É a segunda semana que passo aqui. Não tem sido o mesmo inferno que foi nos primeiros dias, admito. Margot me trata bem, Adrian me trata bem, tenho visto meus amigos quase todos os dias, Adam e eu quase nunca nos vemos. Eu sei bem o quanto ele trabalha, mesmo não tendo ideia do quanto é difícil assumir um posto tão alto numa empresa tão famosa. Já aconteceu de ele ficar desde manhã até a noite lá e ter voltado com um humor péssimo.
Naquela terça-feira, ele sorriu para mim. Ele me tratou com desprezo desde então.
Não sei exatamente o que eu fiz ou deixei de fazer e eu tenho certeza que ele não sabe que tenho saído escondida, tomo muito cuidado quando o faço, ou seja, nada justificaria essa estranheza repentina. Eu estou cansada. É como se ele me dissesse que sou estúpida, que não sou boa o suficiente e que não mereço nada de bom que ele tenha a me oferecer. Adam me diminui e nem precisa abrir a boca para tal.
É frustrante!
Hoje é sábado, décimo quarto dia. Hoje a assistente social vem nos visitar para ver como eu estou me adaptando. Dependendo da avaliação dela, eu vou embora. Ou para um orfanato ou para a rua, não importa.
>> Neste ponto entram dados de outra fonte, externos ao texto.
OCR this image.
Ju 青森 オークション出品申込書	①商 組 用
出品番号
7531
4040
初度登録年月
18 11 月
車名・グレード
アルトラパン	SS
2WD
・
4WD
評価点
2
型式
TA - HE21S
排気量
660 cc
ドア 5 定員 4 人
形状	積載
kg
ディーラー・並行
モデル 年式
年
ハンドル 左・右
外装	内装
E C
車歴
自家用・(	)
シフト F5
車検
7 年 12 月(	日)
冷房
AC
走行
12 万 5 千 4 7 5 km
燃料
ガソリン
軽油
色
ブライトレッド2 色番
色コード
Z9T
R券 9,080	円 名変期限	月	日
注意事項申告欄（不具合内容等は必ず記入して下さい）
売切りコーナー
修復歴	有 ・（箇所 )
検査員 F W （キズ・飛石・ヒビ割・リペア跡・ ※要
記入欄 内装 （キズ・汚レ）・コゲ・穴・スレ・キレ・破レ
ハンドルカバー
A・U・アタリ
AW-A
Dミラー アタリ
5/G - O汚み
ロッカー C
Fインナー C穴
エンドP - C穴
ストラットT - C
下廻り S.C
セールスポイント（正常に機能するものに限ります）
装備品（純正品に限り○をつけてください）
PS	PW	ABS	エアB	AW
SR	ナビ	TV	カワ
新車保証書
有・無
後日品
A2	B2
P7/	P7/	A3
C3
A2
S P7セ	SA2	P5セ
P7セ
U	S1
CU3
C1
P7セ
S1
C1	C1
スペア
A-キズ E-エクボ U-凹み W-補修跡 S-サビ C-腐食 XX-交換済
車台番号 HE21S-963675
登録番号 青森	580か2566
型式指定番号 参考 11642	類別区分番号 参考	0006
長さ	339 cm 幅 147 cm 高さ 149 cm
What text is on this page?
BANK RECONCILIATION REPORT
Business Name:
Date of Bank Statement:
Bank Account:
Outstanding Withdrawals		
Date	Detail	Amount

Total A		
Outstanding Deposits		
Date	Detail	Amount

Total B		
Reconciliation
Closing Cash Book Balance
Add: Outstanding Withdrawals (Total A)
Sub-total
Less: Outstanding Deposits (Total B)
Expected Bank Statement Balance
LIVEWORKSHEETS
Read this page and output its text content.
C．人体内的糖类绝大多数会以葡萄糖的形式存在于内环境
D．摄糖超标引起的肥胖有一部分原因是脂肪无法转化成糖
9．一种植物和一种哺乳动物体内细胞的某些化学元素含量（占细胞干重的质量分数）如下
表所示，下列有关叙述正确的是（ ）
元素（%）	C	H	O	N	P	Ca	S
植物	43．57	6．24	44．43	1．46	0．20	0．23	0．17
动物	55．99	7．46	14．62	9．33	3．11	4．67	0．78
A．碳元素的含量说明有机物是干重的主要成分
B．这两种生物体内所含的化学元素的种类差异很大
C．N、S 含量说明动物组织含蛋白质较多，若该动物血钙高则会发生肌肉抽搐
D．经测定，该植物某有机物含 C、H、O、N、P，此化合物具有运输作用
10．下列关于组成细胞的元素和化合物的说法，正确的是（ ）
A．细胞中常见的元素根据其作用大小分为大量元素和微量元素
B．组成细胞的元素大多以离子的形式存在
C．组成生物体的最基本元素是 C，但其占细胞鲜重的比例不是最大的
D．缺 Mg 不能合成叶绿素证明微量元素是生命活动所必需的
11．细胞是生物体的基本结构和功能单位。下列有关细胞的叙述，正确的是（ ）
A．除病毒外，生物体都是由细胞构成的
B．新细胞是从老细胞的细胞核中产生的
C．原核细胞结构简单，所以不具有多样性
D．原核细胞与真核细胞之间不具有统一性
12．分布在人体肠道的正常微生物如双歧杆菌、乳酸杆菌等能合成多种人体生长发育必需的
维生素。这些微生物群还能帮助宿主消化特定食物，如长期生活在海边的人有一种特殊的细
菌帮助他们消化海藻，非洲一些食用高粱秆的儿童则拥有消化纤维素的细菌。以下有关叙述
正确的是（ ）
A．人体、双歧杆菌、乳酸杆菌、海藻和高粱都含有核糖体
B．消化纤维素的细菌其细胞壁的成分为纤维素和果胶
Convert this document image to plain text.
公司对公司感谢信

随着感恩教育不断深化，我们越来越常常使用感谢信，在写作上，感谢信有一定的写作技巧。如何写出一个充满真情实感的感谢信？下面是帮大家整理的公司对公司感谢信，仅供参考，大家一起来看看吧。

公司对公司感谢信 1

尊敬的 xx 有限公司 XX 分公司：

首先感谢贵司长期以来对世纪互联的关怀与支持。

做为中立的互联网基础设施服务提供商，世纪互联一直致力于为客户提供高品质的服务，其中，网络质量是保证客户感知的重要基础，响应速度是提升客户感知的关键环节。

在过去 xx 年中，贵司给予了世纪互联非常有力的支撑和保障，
Mas eu não sei se realmente quero ir. Apesar de tudo, fiz grandes amizades aqui que fazem com que a presença daquele grosso seja quase suportável, eu estou certa de que sentiria a falta deles e só Deus sabe quando, ou melhor, se uma família me adotaria.
Fecho meu livro e solto um longo suspiro. Ainda é de manhã e eu não saí da cama. Estava estudando um pouco e acabei dormindo com o volume de História Geral no colo. Guerra Fria, quando ocorreram disputas, mas sem conflito direto entre Estados Unidos e União Soviética. É irônico o quanto esse simples resumo se encaixa na minha vida, só não sei qual dos lados eu sou.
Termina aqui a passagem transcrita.